What are you doing here?” I asked. “I thought you were in the desert.” “I have a week off from the bloody camels. They made me ride the buggers bareback.” As he said this, he proceeded in front of the speechless, po-­faced group to pull down his pants and show us his ass. It was absolutely raw and riddled with welts. “Look at this,” he screamed. “It’s all your fault, you colonial prick. You’re playing my part and this is the thanks I get!” The horrified little posse quickly dispersed and Peter and I went to the nearest pub and got pie-­eyed.

Some months later, Plummer again stumbled on O’Toole drinking hard.
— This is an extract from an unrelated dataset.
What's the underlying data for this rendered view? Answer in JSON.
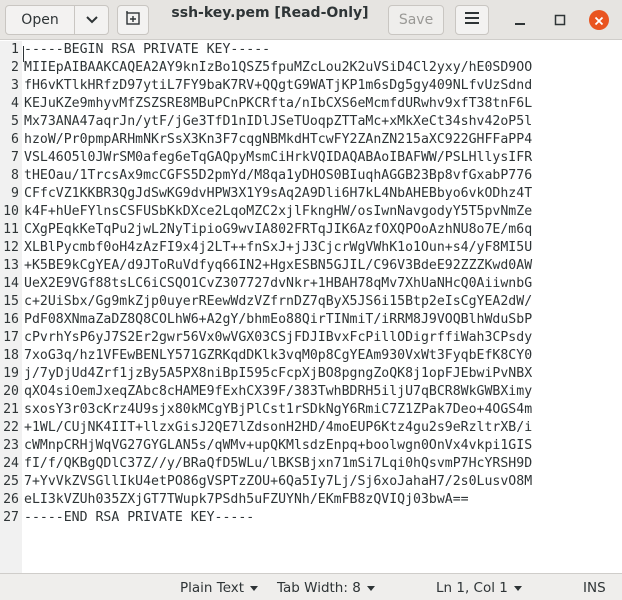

I couldn’t believe it. He had finally finished Lawrence, and brimming with Irish whimsy, a Jameson in one hand, his cigarette holder in the other, he was busy regaling them with tales of the desert…I went up to him, gave him a hug and thanked him for Cyrano. With his usual sweeping largesse, he loftily quipped, “I heard you did me proud—you thieving cunt!”

Peter O’Toole is truly one of the great personalities of our time… Fiercely intelligent, with a Shavian wit, he is also the most incurable of romantics—far more than I could ever hope to be. Though he was supposedly born near the Cliffs of Connemara, he unquestionably comes from another world altogether. Where that world is I cannot be sure, but I’ll hazard a guess it is hovering happily somewhere in the air above the mists of Avalon.

He had just begun to tell the boys at the bar about his camel sores. I knew he’d somehow get to it. “Show us, show us, show us,” they gleefully chanted. Dragging out the suspense by taking a long, elegant sip of his drink, he gave them his most quizzical look: “Very well, you hungry peasants,” and in the somewhat staid atmo­sphere of The Players, he began to take down his pants. I headed for the door. “Where are you going?” someone shouted at me. “O’Toole is about to show us his ass.” “No thanks,” I called back, colouring my voice with world-­weary cynicism. “I’ve seen it before.”

Plummer was lucky to have drank with — and drank in the spirit — of O’Toole. I envy him, but I also think that by watching him at his finest we were all, in a way, his drinking buddies.

* This piece previously stated that O’Toole had been up against Daniel Day-Lewis in There Will Be Blood the year he was nominated for Venus.